In the world of Re:Zero, half-elves are regarded with suspicion and treated with prejudice. It’s a feeling among the populace that is deep-rooted and associated with the actions by the Witch of Envy. And so when the tender-hearted Emilia reveals to Subaru for the first time that she is half-elf, she does so cautiously. When Subaru responds to this information with warmth and innocence, she goes full tsundere, pretending that his reaction is terrible when she obviously—and as explained by Puck—feels quite the opposite.
Well, Emilia, I feel ya. As a hapa, I’ve experienced prejudice and still sometimes do. Thankfully, I think these events (the most prominent was once when a group of kids tried to drown me) were so few and I was so supported enough by loving and diverse community that I grew up without fear and with little anger. Still—and this was more common in my childhood than now—I grew up among people that sometimes saw how I looked (full Korean) and decided to levy their racism against Asians upon me. Unlike Emilia, I was discriminated for half of my background.
Nowadays, there’s a more subtle thing happening, and this time it’s because I’m hapa. I’ve been called “the enemy” and other distasteful things both by those that only know me by my name and race and by those that were once close friends. These hurtful assertions, levied now exclusively by Asians of full blood, carry a nationalistic fervor. They complement similar recent assertions involving Crazy Rich Asians where casting was criticized because a mixed-race actor was selected to play a character of full-Chinese descent. Where once I and others felt criticized by non-Asians for not being white enough, I now receive criticism from Asians for not being Asian enough.
I can understand how some in similar situations as me might feel angry. I sometimes feel that, too, but I’m honestly more confused, frustrated, taken aback, shaken. I think I’m more like Emilia, internalizing and thinking about what it all means, and feeling hurt. For me, I struggle with identity as many hapa do—we don’t belong on either “side,” but have to take on the mantle of “white privilege,” for instance, and unraveling that difficult concept when we feel both “too white” and “not white enough.”
So yeah…for both half-elves and hapa haole, it’s complicated.

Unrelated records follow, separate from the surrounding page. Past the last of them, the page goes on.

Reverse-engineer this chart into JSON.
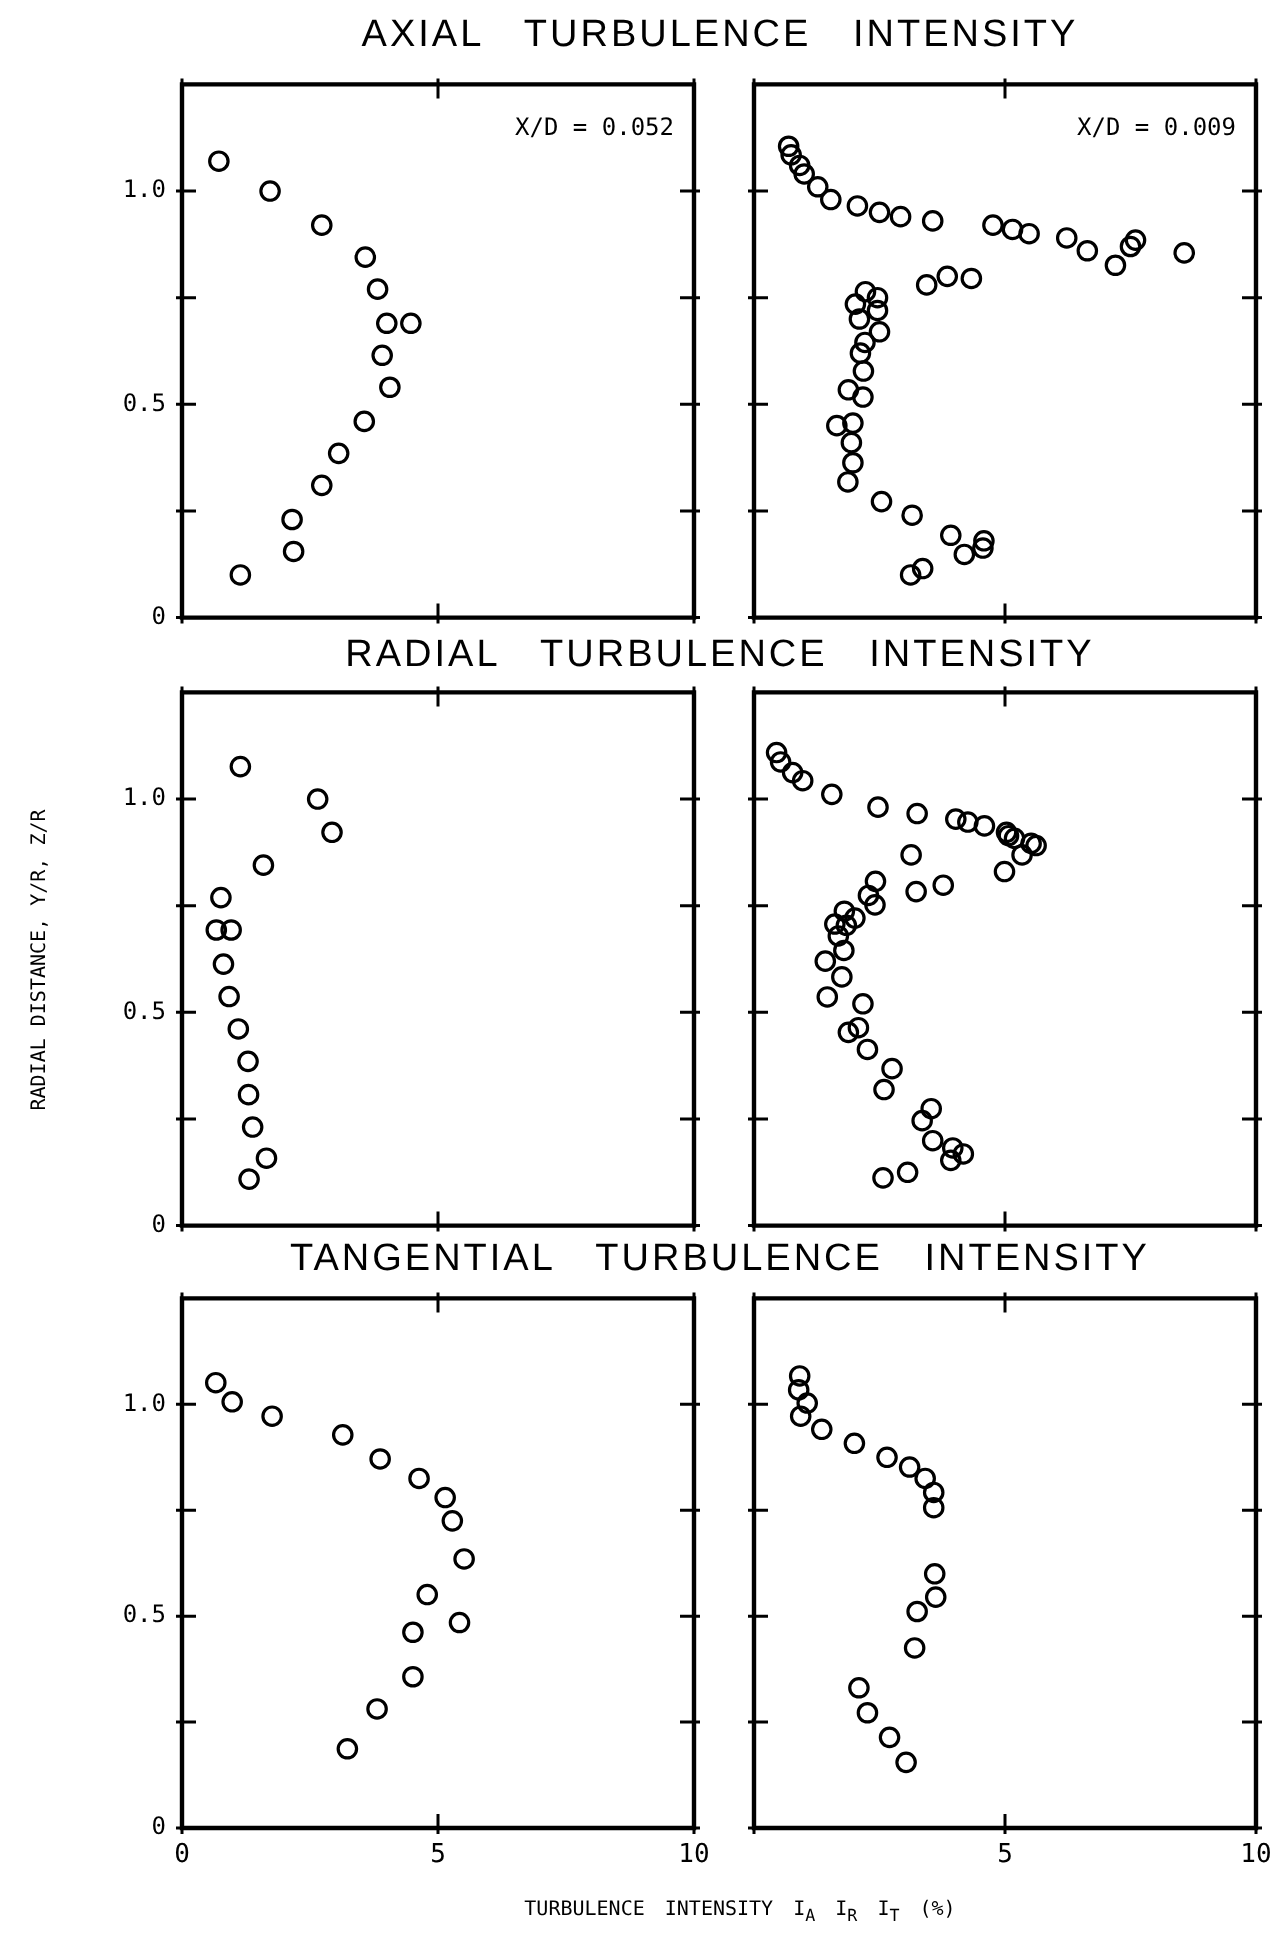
{
  "chart_data": [
    {
      "type": "scatter",
      "title": "AXIAL TURBULENCE INTENSITY",
      "annotations": [
        "X/D = 0.052"
      ],
      "color": "#000000",
      "marker": "circle",
      "tick_labels": "y",
      "xlim": [
        0,
        10
      ],
      "ylim": [
        0,
        1.25
      ],
      "xticks": [
        0,
        5,
        10
      ],
      "yticks": [
        0,
        {
          "value": 0.25,
          "label": null
        },
        0.5,
        {
          "value": 0.75,
          "label": null
        },
        {
          "value": 1,
          "label": "1.0"
        }
      ],
      "x": [
        0.72,
        1.72,
        2.73,
        3.58,
        3.82,
        4.0,
        4.47,
        3.91,
        4.06,
        3.56,
        3.06,
        2.73,
        2.15,
        2.18,
        1.14
      ],
      "values": [
        1.07,
        1.0,
        0.92,
        0.845,
        0.77,
        0.69,
        0.69,
        0.615,
        0.54,
        0.46,
        0.385,
        0.31,
        0.23,
        0.155,
        0.1
      ]
    },
    {
      "type": "scatter",
      "annotations": [
        "X/D = 0.009"
      ],
      "color": "#000000",
      "marker": "circle",
      "tick_labels": false,
      "xlim": [
        0,
        10
      ],
      "ylim": [
        0,
        1.25
      ],
      "xticks": [
        0,
        5,
        10
      ],
      "yticks": [
        0,
        0.25,
        0.5,
        0.75,
        1
      ],
      "x": [
        0.69,
        0.74,
        0.91,
        1.0,
        1.27,
        1.53,
        2.06,
        2.5,
        2.92,
        3.56,
        4.76,
        5.15,
        5.48,
        6.23,
        6.64,
        7.2,
        7.5,
        7.6,
        8.57,
        3.44,
        3.85,
        4.33,
        2.22,
        2.46,
        2.02,
        2.46,
        2.1,
        2.5,
        2.21,
        2.12,
        2.18,
        1.88,
        2.17,
        1.65,
        1.97,
        1.94,
        1.97,
        1.87,
        2.54,
        3.15,
        3.92,
        4.58,
        4.56,
        4.19,
        3.36,
        3.12
      ],
      "values": [
        1.105,
        1.085,
        1.06,
        1.04,
        1.01,
        0.98,
        0.965,
        0.95,
        0.94,
        0.93,
        0.92,
        0.91,
        0.9,
        0.89,
        0.86,
        0.826,
        0.87,
        0.885,
        0.855,
        0.78,
        0.8,
        0.795,
        0.764,
        0.75,
        0.735,
        0.72,
        0.7,
        0.67,
        0.645,
        0.62,
        0.578,
        0.534,
        0.517,
        0.45,
        0.456,
        0.41,
        0.363,
        0.318,
        0.272,
        0.24,
        0.193,
        0.18,
        0.163,
        0.148,
        0.115,
        0.1
      ]
    },
    {
      "type": "scatter",
      "title": "RADIAL TURBULENCE INTENSITY",
      "ylabel": "RADIAL DISTANCE, Y/R, Z/R",
      "color": "#000000",
      "marker": "circle",
      "tick_labels": "y",
      "xlim": [
        0,
        10
      ],
      "ylim": [
        0,
        1.25
      ],
      "xticks": [
        0,
        5,
        10
      ],
      "yticks": [
        0,
        {
          "value": 0.25,
          "label": null
        },
        0.5,
        {
          "value": 0.75,
          "label": null
        },
        {
          "value": 1,
          "label": "1.0"
        }
      ],
      "x": [
        1.14,
        2.65,
        2.93,
        1.59,
        0.76,
        0.67,
        0.96,
        0.81,
        0.92,
        1.1,
        1.29,
        1.3,
        1.38,
        1.65,
        1.31
      ],
      "values": [
        1.076,
        1.0,
        0.922,
        0.845,
        0.769,
        0.693,
        0.693,
        0.613,
        0.537,
        0.461,
        0.385,
        0.307,
        0.231,
        0.158,
        0.109
      ]
    },
    {
      "type": "scatter",
      "color": "#000000",
      "marker": "circle",
      "tick_labels": false,
      "xlim": [
        0,
        10
      ],
      "ylim": [
        0,
        1.25
      ],
      "xticks": [
        0,
        5,
        10
      ],
      "yticks": [
        0,
        0.25,
        0.5,
        0.75,
        1
      ],
      "x": [
        0.45,
        0.53,
        0.77,
        0.97,
        1.55,
        2.47,
        3.25,
        4.02,
        4.26,
        4.59,
        5.03,
        5.07,
        5.19,
        5.62,
        5.52,
        5.34,
        4.99,
        3.13,
        3.77,
        3.23,
        2.42,
        2.28,
        2.41,
        1.8,
        2.01,
        1.61,
        1.84,
        1.68,
        1.79,
        1.42,
        1.75,
        1.46,
        2.17,
        1.88,
        2.08,
        2.26,
        2.75,
        2.59,
        3.53,
        3.35,
        3.56,
        3.96,
        4.17,
        3.92,
        3.06,
        2.57
      ],
      "values": [
        1.109,
        1.087,
        1.062,
        1.043,
        1.011,
        0.981,
        0.966,
        0.953,
        0.946,
        0.937,
        0.922,
        0.914,
        0.908,
        0.891,
        0.896,
        0.869,
        0.83,
        0.869,
        0.798,
        0.783,
        0.807,
        0.774,
        0.752,
        0.737,
        0.721,
        0.707,
        0.704,
        0.679,
        0.645,
        0.62,
        0.583,
        0.536,
        0.52,
        0.453,
        0.464,
        0.413,
        0.368,
        0.319,
        0.274,
        0.246,
        0.199,
        0.182,
        0.168,
        0.153,
        0.125,
        0.112
      ]
    },
    {
      "type": "scatter",
      "title": "TANGENTIAL TURBULENCE INTENSITY",
      "xlabel": "TURBULENCE INTENSITY I$_{A}$ I$_{R}$ I$_{T}$ (%)",
      "color": "#000000",
      "marker": "circle",
      "xlim": [
        0,
        10
      ],
      "ylim": [
        0,
        1.25
      ],
      "xticks": [
        0,
        5,
        10
      ],
      "yticks": [
        0,
        {
          "value": 0.25,
          "label": null
        },
        0.5,
        {
          "value": 0.75,
          "label": null
        },
        {
          "value": 1,
          "label": "1.0"
        }
      ],
      "x": [
        0.66,
        0.98,
        1.76,
        3.14,
        3.87,
        4.63,
        5.14,
        5.28,
        5.51,
        4.79,
        5.42,
        4.51,
        4.51,
        3.81,
        3.23
      ],
      "values": [
        1.051,
        1.006,
        0.972,
        0.928,
        0.871,
        0.825,
        0.78,
        0.725,
        0.635,
        0.551,
        0.485,
        0.462,
        0.357,
        0.281,
        0.187
      ]
    },
    {
      "type": "scatter",
      "color": "#000000",
      "marker": "circle",
      "tick_labels": "x",
      "xlim": [
        0,
        10
      ],
      "ylim": [
        0,
        1.25
      ],
      "xticks": [
        {
          "value": 0,
          "label": null
        },
        5,
        10
      ],
      "yticks": [
        0,
        0.25,
        0.5,
        0.75,
        1
      ],
      "x": [
        0.91,
        0.89,
        1.06,
        0.93,
        1.35,
        2.0,
        2.65,
        3.1,
        3.41,
        3.58,
        3.58,
        3.6,
        3.62,
        3.25,
        3.2,
        2.09,
        2.26,
        2.7,
        3.03
      ],
      "values": [
        1.067,
        1.034,
        1.003,
        0.972,
        0.941,
        0.908,
        0.875,
        0.852,
        0.825,
        0.792,
        0.756,
        0.6,
        0.545,
        0.511,
        0.425,
        0.331,
        0.272,
        0.214,
        0.155
      ]
    }
  ]
}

But Subaru’s reaction is decidedly not complicated, and I like it. For all his, ahem, challenges, Subaru reacts in the way I know I want others to—with kindness and curiosity. I think that’s a lot to expect out of society. In fact, it’s a lot to expect out of just you and me. But that’s where it has to start, with humbleness and love. As we see each other without so many layers of expectations and prejudices, we start to realize that we’re all wonderfully made, as well as all doers of evil. And if that doesn’t level the playing field and make us feel as equals, nothing will.